For enterprises who see the benefits of both private and public cloud, as well as dedicated servers, hybrid cloud is the ideal option. Hybrid cloud is a solution that combines public and private cloud systems, together with dedicated servers, if required, into a unified infrastructure where each type of server carries out the role it is best suited for. As a result, organisations are provided with the advantages of all three.
Companies that synergise their IT in this way can create powerful, purpose-built, business-focused infrastructures that meet both their computing and financial requirements. To understand how hybrid cloud benefits enterprises, here are six of the chief benefits it offers.
1. Exceptional flexibility
A hybrid cloud infrastructure that combines a mix of dedicated servers, public and private cloud, gives enterprises the freedom to carry out workloads where they have maximum benefit. Dedicated servers, for example, can run the high-performance tasks they are designed for, while the high-availability of the cloud makes it ideal for running mission-critical services that have to remain online 100% of the time. Similarly, data can be securely stored on private cloud servers to improve compliance, while big data analytics can make use of the instant scalability available with public cloud.
The flexibility provided by the cloud enables organisations to rapidly deploy not just additional resources whenever they are required, but technologies like AI and machine learning too. This makes it easier to cope with busy periods and unexpected spikes in demand as well as enabling companies to react swiftly to changes in the marketplace.
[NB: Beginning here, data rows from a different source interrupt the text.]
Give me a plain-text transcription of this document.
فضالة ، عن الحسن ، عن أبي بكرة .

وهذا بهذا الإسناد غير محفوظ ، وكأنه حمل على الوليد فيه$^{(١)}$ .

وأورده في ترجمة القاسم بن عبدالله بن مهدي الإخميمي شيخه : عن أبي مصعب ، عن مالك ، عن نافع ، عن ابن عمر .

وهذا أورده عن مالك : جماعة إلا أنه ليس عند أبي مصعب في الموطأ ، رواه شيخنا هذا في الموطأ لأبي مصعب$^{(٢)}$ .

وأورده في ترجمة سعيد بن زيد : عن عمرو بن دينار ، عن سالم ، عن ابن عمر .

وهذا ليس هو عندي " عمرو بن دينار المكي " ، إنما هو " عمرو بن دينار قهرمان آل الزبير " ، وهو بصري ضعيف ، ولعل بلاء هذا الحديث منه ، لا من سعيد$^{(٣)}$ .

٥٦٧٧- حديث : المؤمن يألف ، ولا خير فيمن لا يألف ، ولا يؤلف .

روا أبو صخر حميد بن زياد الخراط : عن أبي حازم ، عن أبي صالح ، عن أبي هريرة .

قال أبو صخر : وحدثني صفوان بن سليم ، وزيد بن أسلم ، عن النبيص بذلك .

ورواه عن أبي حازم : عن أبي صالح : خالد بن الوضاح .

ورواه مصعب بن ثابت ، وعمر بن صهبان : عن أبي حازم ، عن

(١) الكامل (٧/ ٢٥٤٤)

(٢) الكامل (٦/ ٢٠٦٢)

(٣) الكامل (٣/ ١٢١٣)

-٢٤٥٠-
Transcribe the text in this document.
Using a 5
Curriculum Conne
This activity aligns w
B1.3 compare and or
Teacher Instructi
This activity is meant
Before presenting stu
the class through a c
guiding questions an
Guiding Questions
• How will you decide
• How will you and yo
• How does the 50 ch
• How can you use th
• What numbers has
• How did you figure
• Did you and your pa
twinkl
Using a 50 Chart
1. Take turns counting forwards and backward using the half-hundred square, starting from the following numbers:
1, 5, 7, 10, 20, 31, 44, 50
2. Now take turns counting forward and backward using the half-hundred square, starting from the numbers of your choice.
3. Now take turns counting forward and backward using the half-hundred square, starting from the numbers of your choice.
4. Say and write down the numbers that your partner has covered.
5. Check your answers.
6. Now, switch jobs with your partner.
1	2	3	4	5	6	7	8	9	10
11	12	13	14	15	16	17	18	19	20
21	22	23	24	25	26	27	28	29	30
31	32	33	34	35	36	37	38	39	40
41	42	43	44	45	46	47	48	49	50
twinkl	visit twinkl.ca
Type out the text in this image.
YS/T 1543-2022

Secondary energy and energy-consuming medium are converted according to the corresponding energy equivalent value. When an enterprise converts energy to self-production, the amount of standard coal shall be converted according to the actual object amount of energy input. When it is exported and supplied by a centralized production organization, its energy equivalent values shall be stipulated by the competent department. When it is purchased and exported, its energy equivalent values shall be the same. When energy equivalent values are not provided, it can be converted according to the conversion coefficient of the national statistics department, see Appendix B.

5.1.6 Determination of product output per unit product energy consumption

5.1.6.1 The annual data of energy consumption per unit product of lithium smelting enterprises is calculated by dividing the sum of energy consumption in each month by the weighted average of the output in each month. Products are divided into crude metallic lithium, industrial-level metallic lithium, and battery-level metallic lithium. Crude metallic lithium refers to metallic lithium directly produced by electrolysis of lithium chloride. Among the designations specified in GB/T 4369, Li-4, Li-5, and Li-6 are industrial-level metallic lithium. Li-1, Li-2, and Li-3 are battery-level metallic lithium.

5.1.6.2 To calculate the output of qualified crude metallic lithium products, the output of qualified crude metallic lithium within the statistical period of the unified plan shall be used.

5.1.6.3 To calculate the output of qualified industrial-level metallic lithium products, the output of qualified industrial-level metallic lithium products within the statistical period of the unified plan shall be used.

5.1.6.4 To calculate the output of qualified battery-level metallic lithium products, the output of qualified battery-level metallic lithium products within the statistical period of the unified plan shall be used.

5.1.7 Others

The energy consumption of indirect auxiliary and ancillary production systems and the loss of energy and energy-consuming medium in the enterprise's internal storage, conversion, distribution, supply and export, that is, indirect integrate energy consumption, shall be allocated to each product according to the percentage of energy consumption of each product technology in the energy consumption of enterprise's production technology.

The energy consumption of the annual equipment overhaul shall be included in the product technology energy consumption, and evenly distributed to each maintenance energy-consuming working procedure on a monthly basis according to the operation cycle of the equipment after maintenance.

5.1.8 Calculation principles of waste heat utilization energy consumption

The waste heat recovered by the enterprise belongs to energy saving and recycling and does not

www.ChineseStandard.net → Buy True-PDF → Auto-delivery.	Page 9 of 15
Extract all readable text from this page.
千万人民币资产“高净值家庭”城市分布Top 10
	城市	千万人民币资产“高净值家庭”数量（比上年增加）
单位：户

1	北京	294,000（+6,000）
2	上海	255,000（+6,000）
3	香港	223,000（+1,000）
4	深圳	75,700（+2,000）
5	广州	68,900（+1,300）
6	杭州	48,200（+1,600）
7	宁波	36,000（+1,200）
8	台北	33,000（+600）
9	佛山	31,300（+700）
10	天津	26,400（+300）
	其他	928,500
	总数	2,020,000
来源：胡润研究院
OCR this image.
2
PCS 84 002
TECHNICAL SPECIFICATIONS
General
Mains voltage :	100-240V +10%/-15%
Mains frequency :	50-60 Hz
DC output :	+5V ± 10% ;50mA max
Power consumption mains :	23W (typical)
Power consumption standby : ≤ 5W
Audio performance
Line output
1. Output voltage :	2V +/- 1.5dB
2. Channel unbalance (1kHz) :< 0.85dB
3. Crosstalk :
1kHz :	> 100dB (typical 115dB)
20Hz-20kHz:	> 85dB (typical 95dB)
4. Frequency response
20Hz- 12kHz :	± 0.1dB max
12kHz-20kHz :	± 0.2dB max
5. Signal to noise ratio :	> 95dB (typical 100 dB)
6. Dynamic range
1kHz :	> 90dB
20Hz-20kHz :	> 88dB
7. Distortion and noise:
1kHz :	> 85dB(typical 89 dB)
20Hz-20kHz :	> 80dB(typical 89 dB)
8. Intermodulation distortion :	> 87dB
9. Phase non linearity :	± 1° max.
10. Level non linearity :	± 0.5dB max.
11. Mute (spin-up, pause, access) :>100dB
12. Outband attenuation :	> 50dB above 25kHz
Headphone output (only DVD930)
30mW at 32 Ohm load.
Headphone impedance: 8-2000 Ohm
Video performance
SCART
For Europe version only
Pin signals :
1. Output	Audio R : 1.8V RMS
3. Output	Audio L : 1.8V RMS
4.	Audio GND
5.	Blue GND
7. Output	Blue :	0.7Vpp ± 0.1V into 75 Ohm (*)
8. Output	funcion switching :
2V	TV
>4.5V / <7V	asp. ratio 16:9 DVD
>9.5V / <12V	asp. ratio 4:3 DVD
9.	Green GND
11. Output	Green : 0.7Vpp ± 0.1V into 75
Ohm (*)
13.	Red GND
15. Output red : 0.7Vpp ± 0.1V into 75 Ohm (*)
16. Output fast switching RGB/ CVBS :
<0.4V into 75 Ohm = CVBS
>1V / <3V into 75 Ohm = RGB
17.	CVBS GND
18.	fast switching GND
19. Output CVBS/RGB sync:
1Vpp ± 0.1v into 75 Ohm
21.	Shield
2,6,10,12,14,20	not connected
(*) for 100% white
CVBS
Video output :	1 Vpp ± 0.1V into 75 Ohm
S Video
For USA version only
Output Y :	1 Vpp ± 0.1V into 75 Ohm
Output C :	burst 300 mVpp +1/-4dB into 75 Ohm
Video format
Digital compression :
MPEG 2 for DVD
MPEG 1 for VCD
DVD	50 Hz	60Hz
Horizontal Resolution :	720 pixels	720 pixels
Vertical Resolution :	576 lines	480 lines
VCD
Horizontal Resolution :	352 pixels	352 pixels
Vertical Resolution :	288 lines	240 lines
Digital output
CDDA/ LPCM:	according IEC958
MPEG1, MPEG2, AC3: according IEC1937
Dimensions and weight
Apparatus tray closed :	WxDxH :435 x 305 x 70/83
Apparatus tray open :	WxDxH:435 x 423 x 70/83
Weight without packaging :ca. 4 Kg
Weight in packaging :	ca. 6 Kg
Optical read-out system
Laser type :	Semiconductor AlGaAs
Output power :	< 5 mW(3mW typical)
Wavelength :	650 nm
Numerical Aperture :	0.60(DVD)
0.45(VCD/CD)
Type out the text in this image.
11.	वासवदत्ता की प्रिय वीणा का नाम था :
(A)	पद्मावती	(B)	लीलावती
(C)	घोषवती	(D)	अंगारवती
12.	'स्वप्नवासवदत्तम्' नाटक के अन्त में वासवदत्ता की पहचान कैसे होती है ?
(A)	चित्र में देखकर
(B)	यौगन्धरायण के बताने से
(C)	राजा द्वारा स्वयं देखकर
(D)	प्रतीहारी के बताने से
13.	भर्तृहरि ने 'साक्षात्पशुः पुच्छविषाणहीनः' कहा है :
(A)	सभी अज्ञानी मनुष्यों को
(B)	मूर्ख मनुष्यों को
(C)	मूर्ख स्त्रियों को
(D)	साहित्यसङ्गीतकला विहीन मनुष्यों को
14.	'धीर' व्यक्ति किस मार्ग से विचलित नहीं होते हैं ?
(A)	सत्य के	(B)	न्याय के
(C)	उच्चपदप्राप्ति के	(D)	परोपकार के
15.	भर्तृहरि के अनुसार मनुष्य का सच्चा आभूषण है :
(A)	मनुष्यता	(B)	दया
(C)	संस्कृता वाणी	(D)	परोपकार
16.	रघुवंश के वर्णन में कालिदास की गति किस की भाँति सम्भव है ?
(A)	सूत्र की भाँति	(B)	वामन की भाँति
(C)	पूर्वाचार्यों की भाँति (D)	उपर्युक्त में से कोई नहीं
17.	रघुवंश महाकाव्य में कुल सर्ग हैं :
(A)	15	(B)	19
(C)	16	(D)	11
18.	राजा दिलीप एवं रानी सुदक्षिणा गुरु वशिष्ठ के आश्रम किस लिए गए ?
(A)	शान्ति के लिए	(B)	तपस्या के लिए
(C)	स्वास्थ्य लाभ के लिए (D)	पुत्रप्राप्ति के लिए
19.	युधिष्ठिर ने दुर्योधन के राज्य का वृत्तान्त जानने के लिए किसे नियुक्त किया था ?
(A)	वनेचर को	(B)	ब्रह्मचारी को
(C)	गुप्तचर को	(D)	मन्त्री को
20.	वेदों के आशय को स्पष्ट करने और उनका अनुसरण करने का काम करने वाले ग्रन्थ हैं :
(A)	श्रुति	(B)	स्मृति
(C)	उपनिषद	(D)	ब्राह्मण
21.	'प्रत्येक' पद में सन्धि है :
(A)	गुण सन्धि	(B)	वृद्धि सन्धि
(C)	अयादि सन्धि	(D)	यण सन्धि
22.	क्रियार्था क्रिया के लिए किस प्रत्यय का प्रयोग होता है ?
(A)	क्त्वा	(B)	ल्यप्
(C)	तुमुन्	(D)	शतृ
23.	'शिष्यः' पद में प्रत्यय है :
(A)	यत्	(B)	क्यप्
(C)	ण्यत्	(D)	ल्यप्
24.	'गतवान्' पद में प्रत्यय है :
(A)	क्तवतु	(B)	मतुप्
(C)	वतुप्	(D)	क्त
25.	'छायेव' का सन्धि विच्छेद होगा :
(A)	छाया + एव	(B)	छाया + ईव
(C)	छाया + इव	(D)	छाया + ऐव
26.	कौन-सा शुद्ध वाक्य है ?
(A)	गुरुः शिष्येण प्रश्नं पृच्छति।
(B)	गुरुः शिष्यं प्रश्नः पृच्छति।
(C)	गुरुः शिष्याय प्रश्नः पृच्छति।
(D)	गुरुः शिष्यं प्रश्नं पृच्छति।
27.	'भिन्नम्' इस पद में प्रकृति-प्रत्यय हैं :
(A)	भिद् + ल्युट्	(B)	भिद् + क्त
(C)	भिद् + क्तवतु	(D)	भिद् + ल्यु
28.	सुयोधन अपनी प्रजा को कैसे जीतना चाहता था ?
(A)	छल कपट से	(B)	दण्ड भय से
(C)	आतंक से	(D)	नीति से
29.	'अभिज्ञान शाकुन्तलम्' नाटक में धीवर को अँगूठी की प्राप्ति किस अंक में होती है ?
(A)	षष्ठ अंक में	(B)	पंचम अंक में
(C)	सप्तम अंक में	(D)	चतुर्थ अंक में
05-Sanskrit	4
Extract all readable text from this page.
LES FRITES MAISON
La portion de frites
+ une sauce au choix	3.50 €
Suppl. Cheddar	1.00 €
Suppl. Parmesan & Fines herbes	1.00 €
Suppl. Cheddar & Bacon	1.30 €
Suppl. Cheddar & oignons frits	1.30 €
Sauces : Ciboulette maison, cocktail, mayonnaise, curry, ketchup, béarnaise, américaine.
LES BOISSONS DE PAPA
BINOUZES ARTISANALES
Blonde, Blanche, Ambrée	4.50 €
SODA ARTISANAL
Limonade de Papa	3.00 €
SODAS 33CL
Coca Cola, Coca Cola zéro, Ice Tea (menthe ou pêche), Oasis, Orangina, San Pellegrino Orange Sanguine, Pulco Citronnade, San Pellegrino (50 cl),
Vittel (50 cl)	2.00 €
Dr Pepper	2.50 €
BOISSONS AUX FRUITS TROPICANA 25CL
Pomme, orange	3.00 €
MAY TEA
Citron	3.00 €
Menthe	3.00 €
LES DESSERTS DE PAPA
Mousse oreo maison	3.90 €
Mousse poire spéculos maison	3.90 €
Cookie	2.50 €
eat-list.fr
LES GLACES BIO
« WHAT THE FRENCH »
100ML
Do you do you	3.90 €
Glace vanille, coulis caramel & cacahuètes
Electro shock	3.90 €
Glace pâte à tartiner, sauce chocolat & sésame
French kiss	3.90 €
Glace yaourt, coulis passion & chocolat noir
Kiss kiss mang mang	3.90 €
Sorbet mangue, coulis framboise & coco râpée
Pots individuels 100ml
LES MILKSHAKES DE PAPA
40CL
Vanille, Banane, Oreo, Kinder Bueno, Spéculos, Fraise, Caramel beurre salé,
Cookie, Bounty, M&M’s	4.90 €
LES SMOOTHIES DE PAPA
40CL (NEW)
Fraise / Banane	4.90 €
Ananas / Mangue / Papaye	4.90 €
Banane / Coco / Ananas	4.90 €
Hybrid cloud’s flexibility also brings financial benefits, as any additional public cloud resources deployed when scaling up are only charged for on a pay as you go basis. Once the need for them has rescinded, companies can instantly scale back, helping keep expenses to an absolute minimum.
2. Improved control of infrastructure
Hybrid cloud provides organisations with excellent control over their infrastructure. Designated staff, for example, can easily be given root access to the system, while the network can be both logically and physically segmented to create the most effective structure to achieve the company’s goals.
Additionally, organisations which use multi-tenancy also have the benefit of controlling where this can happen, while enabling the most suitable hardware deployment and configuration required for optimal application performance.
3. More robust security
While public cloud providers have to meet stringent security standards themselves and implement a range of highly effective security measures, such as next-gen firewalls, for their clients, some enterprises still have security concerns when it comes to multi-tenancy and the storage of personal data.
These concerns can be overcome, however, when a hybrid cloud system incorporates dedicated servers into its infrastructure. A dedicated server enables the company to control access to different parts of the system, enabling data to be stored more securely and ensuring that the system is configured in such a way that communication between the cloud servers and dedicated servers only occurs over a private network.
4. Better compliance with regulation and policy
The implementation of GDPR in 2018 brought with it a much tougher set of data protection regulations and far heavier penalties for those organisations which fail to comply. British Airways tops the list here with a fine of £183 million. GDPR is not the only security standard companies have to comply with; others like PCI DSS, as well as internal company policies, create complex challenges for today’s enterprises.
A hybrid cloud infrastructure can, however, make it easier for enterprises to manage their compliance requirements. As mentioned above, a hybrid solution enables companies using the cloud to create a high-security area in which to store data on their dedicated servers where it can be kept separate from the cloud elements. In this way, should an intruder gain access to the cloud servers, the data remains safe from theft, corruption, deletion or infection.
5. Superior development and testing
When developing new applications, it is vital that organisations rigorously test them to ensure they are stable and perform as expected before they go live. The consequences of failure can be devastating, not just in terms of business losses but in some cases, for example where applications are used for operating aircraft or transport systems, life-threatening. One of the advantages of a hybrid cloud environment is that it gives companies the ability to see exactly how an app works before launch.
Once an app is perfected, a hybrid infrastructure also enables organisations to run it on the most appropriate servers, whether cloud or dedicated. It is even possible to run an app on a dedicated server but configure the system in such a way that, during periods of high demand, a public cloud server, with its instant scalability, caters for the additional demand in resources.
6. Choice of operating systems
Some enterprises have concerns about whether the vendor’s operating system will be compatible with their applications or their existing infrastructure. Fortunately, this is rarely an issue as there is a range of cloud operating systems that can be used, such as Linux CentOS, Debian, Ubuntu, CloudLinux and Windows Server. Having this range available also makes it useful for developing apps as they can be tested using different operating systems to see on which one the app performs best.
Enterprises can benefit from hybrid cloud infrastructures in a number of important ways. They provide exceptional flexibility and cost-efficiency, improved control of IT environments, robust security, better compliance, superior development and testing environments and a range of operating systems.